The evaluation process has to be undertaken individually for all items “because we want to show the difference between two products to provide information to make the right choice.

“The way we do it is evaluate all the components separately: every fabric is evaluated by a component engineer, and we bring that into the product design part, so when they do the bill of materials they select the component and the quantity used, and everything is evaluated automatically.”

At the material level, “we’re looking at the fibres, the yarn, then the way it is knitted or woven, the dyeing, the quantity of cutting waste. For now it’s more an average woven factory, average knitting, but in the future we want to collect the quantity of energy used by all our suppliers, and also the kind of energy.”

That said, around one-third of products are carried over from one season to the next, “so some of the products we have already evaluated will be there; we are not starting from scratch every single season.”

And unlike a fashion retailer, the business still operates to two distinct seasons, spring/summer and autumn/winter, when new product goes into stores. “We are now evaluating the product line for spring/summer next year.”

A better letter

Raffaele Duby acknowledges that the scoring system has already created pressure from product managers for “a better letter” if they see items assigned a lower ‘D’ or ‘E’ score at the design stage.

“But we will not change every product in one year; there will be some ‘E’ product, some ‘D’ product. In fact, the ‘E’ product adds value to the labelling because it shows we are making it transparently and not trying to hide anything – which might be the case if we only had ‘A’ products.”

He also points out that some strategies can have more impact when they are overseen at a corporate level, such as the move towards more sustainable polyester or cotton. “When we decide all together to make that action it’s much more efficient.”

For now, the focus is simply on “making the environmental labelling information available everywhere, for every product, every device and every user. For the French team there is a key performance indicator (KPI) to reduce the environmental impact of every new product by 20%,” but there are currently no targets for product ratings.

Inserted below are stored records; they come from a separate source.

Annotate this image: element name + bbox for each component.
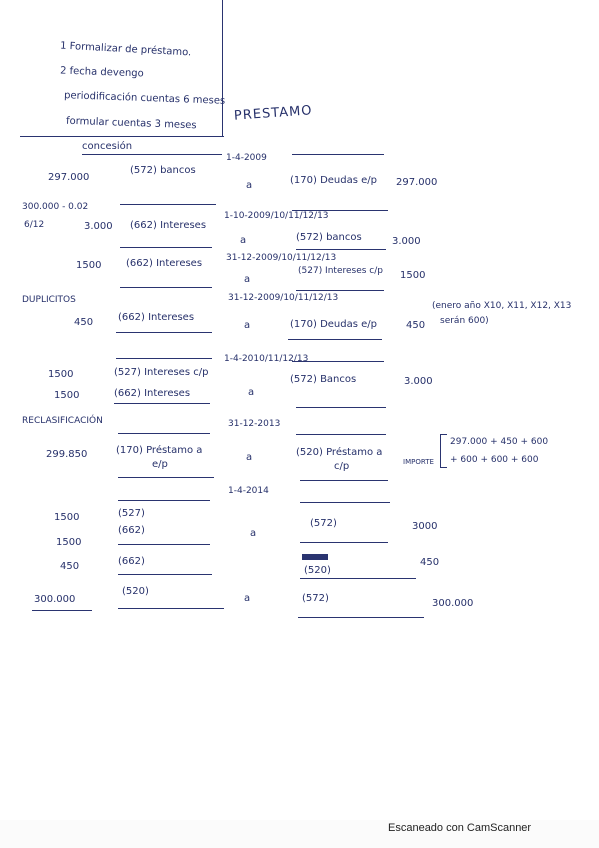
entry-8-connector: a	[244, 593, 251, 604]
entry-5-date: 1-4-2010/11/12/13	[224, 354, 309, 364]
notes-box-bottom-border	[20, 136, 224, 137]
entry-6-credit-label: IMPORTE	[403, 458, 434, 466]
entry-6-debit-account-a: (170) Préstamo a	[116, 445, 203, 456]
divider	[288, 339, 382, 340]
camscanner-watermark: Escaneado con CamScanner	[388, 822, 532, 834]
entry-6-calc-b: + 600 + 600 + 600	[450, 455, 539, 465]
entry-8-debit-amount: 300.000	[34, 594, 76, 605]
entry-7-connector: a	[250, 528, 257, 539]
note-1: 1 Formalizar de préstamo.	[59, 40, 192, 59]
scribbled-out-text	[302, 554, 328, 560]
entry-6-credit-account-a: (520) Préstamo a	[296, 447, 383, 458]
divider	[118, 574, 212, 575]
entry-2-debit-amount: 3.000	[84, 221, 113, 232]
entry-7-d3-account: (662)	[118, 556, 145, 567]
entry-5-debit-amount-1: 1500	[48, 369, 74, 380]
entry-5-debit-amount-2: 1500	[54, 390, 80, 401]
divider	[296, 249, 386, 250]
divider	[300, 502, 390, 503]
divider	[114, 403, 210, 404]
entry-4-debit-account: (662) Intereses	[118, 312, 195, 323]
divider	[292, 210, 388, 211]
entry-4-credit-amount: 450	[406, 320, 426, 331]
divider	[82, 154, 222, 155]
entry-8-credit-account: (572)	[302, 593, 329, 604]
entry-2-date: 1-10-2009/10/11/12/13	[224, 211, 329, 221]
entry-1-credit-account: (170) Deudas e/p	[290, 175, 377, 186]
divider	[292, 361, 384, 362]
entry-7-date: 1-4-2014	[228, 486, 269, 496]
entry-8-debit-account: (520)	[122, 586, 149, 597]
divider	[118, 544, 210, 545]
divider	[116, 332, 212, 333]
entry-4-credit-account: (170) Deudas e/p	[290, 319, 377, 330]
entry-5-debit-account-2: (662) Intereses	[114, 388, 191, 399]
entry-1-debit-amount: 297.000	[48, 172, 90, 183]
entry-2-credit-account: (572) bancos	[296, 232, 362, 243]
divider	[118, 477, 214, 478]
divider	[300, 480, 388, 481]
note-2: 2 fecha devengo	[59, 65, 144, 80]
divider	[300, 542, 388, 543]
entry-7-c2-amount: 450	[420, 557, 440, 568]
entry-1-credit-amount: 297.000	[396, 177, 438, 188]
divider	[116, 358, 212, 359]
section-concesion: concesión	[82, 141, 133, 152]
entry-2-side-note-a: 300.000 - 0.02	[22, 202, 89, 212]
divider	[120, 287, 212, 288]
entry-7-d3-amount: 450	[60, 561, 80, 572]
entry-7-d2-account: (662)	[118, 525, 145, 536]
entry-4-margin-note-a: (enero año X10, X11, X12, X13	[432, 301, 572, 311]
divider	[32, 610, 92, 611]
entry-4-connector: a	[244, 320, 251, 331]
entry-6-calc-a: 297.000 + 450 + 600	[450, 437, 549, 447]
calculation-brace	[440, 434, 447, 468]
divider	[118, 500, 210, 501]
divider	[120, 204, 216, 205]
divider	[120, 247, 212, 248]
divider	[296, 407, 386, 408]
section-duplicitos: DUPLICITOS	[22, 295, 76, 305]
entry-7-credit-account: (572)	[310, 518, 337, 529]
entry-2-side-note-b: 6/12	[24, 220, 45, 230]
entry-7-d2-amount: 1500	[56, 537, 82, 548]
note-3: periodificación cuentas 6 meses	[63, 90, 226, 107]
entry-6-date: 31-12-2013	[228, 419, 281, 429]
entry-8-credit-amount: 300.000	[432, 598, 474, 609]
entry-6-credit-account-b: c/p	[334, 461, 350, 472]
entry-3-credit-account: (527) Intereses c/p	[298, 266, 383, 276]
divider	[292, 154, 384, 155]
page-title: PRESTAMO	[233, 103, 314, 124]
entry-3-debit-amount: 1500	[76, 260, 102, 271]
entry-6-debit-account-b: e/p	[152, 459, 168, 470]
divider	[118, 433, 210, 434]
entry-4-date: 31-12-2009/10/11/12/13	[228, 293, 339, 303]
entry-7-d1-amount: 1500	[54, 512, 80, 523]
entry-5-credit-account: (572) Bancos	[290, 374, 357, 385]
entry-7-c2-account: (520)	[304, 565, 331, 576]
entry-4-margin-note-b: serán 600)	[440, 316, 489, 326]
entry-3-debit-account: (662) Intereses	[126, 258, 203, 269]
entry-6-debit-amount: 299.850	[46, 449, 88, 460]
entry-6-connector: a	[246, 452, 253, 463]
entry-4-debit-amount: 450	[74, 317, 94, 328]
entry-5-debit-account-1: (527) Intereses c/p	[114, 367, 209, 378]
entry-5-connector: a	[248, 387, 255, 398]
entry-5-credit-amount: 3.000	[404, 376, 433, 387]
divider	[296, 290, 384, 291]
entry-2-credit-amount: 3.000	[392, 236, 421, 247]
entry-7-credit-amount: 3000	[412, 521, 438, 532]
note-4: formular cuentas 3 meses	[65, 115, 197, 132]
entry-3-date: 31-12-2009/10/11/12/13	[226, 253, 337, 263]
divider	[300, 578, 416, 579]
entry-1-debit-account: (572) bancos	[130, 165, 196, 176]
entry-7-d1-account: (527)	[118, 508, 145, 519]
entry-3-credit-amount: 1500	[400, 270, 426, 281]
entry-2-connector: a	[240, 235, 247, 246]
entry-1-date: 1-4-2009	[226, 153, 267, 163]
entry-2-debit-account: (662) Intereses	[130, 220, 207, 231]
divider	[118, 608, 224, 609]
divider	[296, 434, 386, 435]
notes-box-right-border	[222, 0, 223, 136]
entry-1-connector: a	[246, 180, 253, 191]
divider	[298, 617, 424, 618]
entry-3-connector: a	[244, 274, 251, 285]
section-reclasificacion: RECLASIFICACIÓN	[22, 416, 103, 426]
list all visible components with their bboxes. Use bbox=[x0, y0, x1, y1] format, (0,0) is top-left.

Testing has also been carried out to assess the impact of this information on online purchasing behaviour, with consumers saying the labels have helped them to select more environmentally friendly items. The tool also offers the potential for Decathlon to showcase – and potentially push sales – of those products with a lower environmental impact.

Driving change

Taking the labelling in-store presents different challenges, not least of which is having to train 50,000 staff around the world in the new labelling criteria.

For Decathlon product in Decathlon stores, the information will be displayed on the shelf rather than on the product; but for its brands sold in different stores, the labelling will be on the product. “We are designing new labelling and store signs, which will be available from spring next year.”

Looking ahead, the retailer admits it wants to be the first to roll out environmental labelling, but it doesn’t want to be the only one. “We want to lead the move, but also to make everybody move,” is how Raffaele Duby puts it.

“For example, on organic cotton we are building the data with ADEME, and then have six months for only us to use it; but then the data will be available to everybody around the world.” He also notes that a common database will benefit from economies of scale, and be much more impactful into the future than lots of smaller initiatives by individual companies.  

“This is a difficult process, and what we’re doing is not perfect, but we want more and more people to be involved and we’re trying to make it happen.

“I hope we will change the way people buy product, that they will be aware that the products they consume have an impact, and will change their way of thinking.”